Biggest issue I've had raised in inquiries from customers when asking about and shipping out original Pontiac V8 (non RA) exhaust manifolds, is rust pitting. Many original exhaust manifolds are rust pocked badly, just not worthy of use in true (read national) show quality restoration. On std ex manifolds, unless theyre really something rare, if they're pitted bad, I've usually chunked them when processing parts cars and engines. The Lh ex manifold on the '64-67' V8 Pontiac A body's has always been a good one to stock, as that's all it fit, not a B series or '67 F series. If your intention is showing the '66 and having it judged in GTOAA Concours judging, the replacement LH manifold would be fine. The passenger side though, needs to be correct design and casting number. What is the passenger side casting number looking for? sorry, do not have Eric's book in front of me.


----------



## gtoguy389 (Jun 3, 2012)

Thanks guys. I guess what I mean buy showing their age is the pocked marks, I guess is what you are calling it. I won't say they are rust pitted, but the best way I can describe it is it looks like there were air pockets in the mold, rough to the touch. This is on the right manifold, the left one looks and feels a lot smoother, so I guess the biggest issue is with the right manifold. Would the prep work that goes into ceramic coating the manifolds help smooth them out somewhat?
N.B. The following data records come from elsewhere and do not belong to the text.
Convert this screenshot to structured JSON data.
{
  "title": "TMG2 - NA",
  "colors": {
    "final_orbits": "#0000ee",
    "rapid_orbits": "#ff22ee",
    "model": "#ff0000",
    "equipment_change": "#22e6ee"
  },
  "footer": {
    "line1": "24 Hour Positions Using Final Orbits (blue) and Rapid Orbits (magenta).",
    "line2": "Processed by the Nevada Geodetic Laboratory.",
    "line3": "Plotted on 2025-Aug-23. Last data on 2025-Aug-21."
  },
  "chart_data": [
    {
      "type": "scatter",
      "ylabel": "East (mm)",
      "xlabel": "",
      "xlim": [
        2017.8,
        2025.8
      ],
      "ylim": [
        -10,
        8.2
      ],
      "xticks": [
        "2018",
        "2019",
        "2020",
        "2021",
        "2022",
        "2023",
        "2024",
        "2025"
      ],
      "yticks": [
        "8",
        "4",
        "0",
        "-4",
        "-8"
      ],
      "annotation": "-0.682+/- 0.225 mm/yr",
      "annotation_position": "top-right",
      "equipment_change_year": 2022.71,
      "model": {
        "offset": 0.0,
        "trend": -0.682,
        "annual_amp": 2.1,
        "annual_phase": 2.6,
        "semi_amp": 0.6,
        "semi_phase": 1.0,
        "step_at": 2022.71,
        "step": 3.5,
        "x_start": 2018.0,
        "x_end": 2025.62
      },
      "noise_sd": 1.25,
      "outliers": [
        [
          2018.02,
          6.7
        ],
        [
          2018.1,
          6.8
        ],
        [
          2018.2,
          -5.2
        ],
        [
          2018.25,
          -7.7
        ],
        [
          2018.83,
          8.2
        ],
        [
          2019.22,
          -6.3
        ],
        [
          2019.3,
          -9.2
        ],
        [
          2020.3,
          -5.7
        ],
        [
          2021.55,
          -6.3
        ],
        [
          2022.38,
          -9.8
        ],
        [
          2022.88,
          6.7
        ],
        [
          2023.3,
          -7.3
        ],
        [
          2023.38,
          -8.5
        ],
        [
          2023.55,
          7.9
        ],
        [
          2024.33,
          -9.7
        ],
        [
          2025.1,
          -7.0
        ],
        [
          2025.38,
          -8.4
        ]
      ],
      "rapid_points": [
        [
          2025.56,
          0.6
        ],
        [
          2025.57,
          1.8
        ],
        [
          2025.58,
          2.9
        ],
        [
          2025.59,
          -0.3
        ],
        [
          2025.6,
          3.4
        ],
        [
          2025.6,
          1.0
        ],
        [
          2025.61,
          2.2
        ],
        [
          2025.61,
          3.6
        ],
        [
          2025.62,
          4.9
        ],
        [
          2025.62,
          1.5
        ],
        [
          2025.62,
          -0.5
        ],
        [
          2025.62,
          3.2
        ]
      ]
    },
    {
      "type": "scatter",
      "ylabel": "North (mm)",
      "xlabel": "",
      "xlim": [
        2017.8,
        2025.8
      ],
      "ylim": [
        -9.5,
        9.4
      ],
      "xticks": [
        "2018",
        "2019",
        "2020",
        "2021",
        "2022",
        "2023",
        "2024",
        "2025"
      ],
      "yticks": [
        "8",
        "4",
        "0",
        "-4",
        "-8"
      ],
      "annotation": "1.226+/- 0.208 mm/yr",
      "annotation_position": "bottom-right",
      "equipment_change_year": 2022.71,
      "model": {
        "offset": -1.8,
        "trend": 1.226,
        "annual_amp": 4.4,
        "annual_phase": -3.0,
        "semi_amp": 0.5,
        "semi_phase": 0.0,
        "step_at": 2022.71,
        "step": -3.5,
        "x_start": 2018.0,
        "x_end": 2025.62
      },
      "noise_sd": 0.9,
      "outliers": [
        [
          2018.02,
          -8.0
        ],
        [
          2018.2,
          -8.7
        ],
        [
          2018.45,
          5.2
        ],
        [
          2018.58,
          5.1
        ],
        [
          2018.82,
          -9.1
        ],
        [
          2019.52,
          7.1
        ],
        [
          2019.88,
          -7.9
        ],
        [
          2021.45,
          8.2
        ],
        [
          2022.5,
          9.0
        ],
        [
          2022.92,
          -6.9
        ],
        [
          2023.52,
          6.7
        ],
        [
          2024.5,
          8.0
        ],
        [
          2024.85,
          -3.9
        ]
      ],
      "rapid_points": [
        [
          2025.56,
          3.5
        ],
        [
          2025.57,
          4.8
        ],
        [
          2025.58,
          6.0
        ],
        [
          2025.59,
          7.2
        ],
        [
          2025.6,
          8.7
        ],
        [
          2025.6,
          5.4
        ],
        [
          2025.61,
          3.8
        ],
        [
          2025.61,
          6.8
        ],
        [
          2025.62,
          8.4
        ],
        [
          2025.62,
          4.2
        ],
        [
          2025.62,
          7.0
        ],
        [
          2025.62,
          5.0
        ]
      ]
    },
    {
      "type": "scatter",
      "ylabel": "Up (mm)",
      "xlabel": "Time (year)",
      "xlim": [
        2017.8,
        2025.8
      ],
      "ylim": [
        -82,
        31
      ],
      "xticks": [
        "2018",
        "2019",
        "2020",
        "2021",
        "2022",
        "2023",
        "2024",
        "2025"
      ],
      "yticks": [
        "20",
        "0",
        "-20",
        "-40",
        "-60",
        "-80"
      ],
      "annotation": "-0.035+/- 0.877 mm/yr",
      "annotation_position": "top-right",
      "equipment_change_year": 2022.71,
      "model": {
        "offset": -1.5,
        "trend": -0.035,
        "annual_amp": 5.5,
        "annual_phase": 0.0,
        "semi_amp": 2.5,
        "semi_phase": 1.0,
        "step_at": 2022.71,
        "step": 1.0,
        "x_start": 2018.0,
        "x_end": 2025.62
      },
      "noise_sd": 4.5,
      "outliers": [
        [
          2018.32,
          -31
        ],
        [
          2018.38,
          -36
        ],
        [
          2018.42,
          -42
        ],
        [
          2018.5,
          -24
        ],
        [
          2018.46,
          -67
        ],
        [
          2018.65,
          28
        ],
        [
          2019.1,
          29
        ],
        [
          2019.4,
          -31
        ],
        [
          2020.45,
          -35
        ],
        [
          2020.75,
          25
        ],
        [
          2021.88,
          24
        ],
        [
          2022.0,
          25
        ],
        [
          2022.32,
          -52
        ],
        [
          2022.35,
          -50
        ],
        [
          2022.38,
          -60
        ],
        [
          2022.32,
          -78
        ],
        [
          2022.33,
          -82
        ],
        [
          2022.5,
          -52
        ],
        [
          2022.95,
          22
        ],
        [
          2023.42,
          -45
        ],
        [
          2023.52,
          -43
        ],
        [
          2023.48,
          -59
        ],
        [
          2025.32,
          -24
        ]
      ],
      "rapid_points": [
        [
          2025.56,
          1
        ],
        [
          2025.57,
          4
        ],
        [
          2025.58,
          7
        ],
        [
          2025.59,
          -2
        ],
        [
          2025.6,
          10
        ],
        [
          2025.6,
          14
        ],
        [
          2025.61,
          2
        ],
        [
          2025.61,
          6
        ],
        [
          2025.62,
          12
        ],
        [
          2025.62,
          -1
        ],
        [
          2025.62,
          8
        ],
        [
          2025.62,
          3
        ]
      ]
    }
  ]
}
The pictures that I have seen of the other set of manifolds that I was thinking about purchasing looks to be a really nice set of castings that don't show any signs of pocked marks. My biggest hang up on buying these is the right manifold came out of a different casting mold. The shape and the part number matches up, but does not have lugs cast into them on the front and rear runners. Let me know if pictures would help, it will be this weekend before I can get over to my car to get some.


----------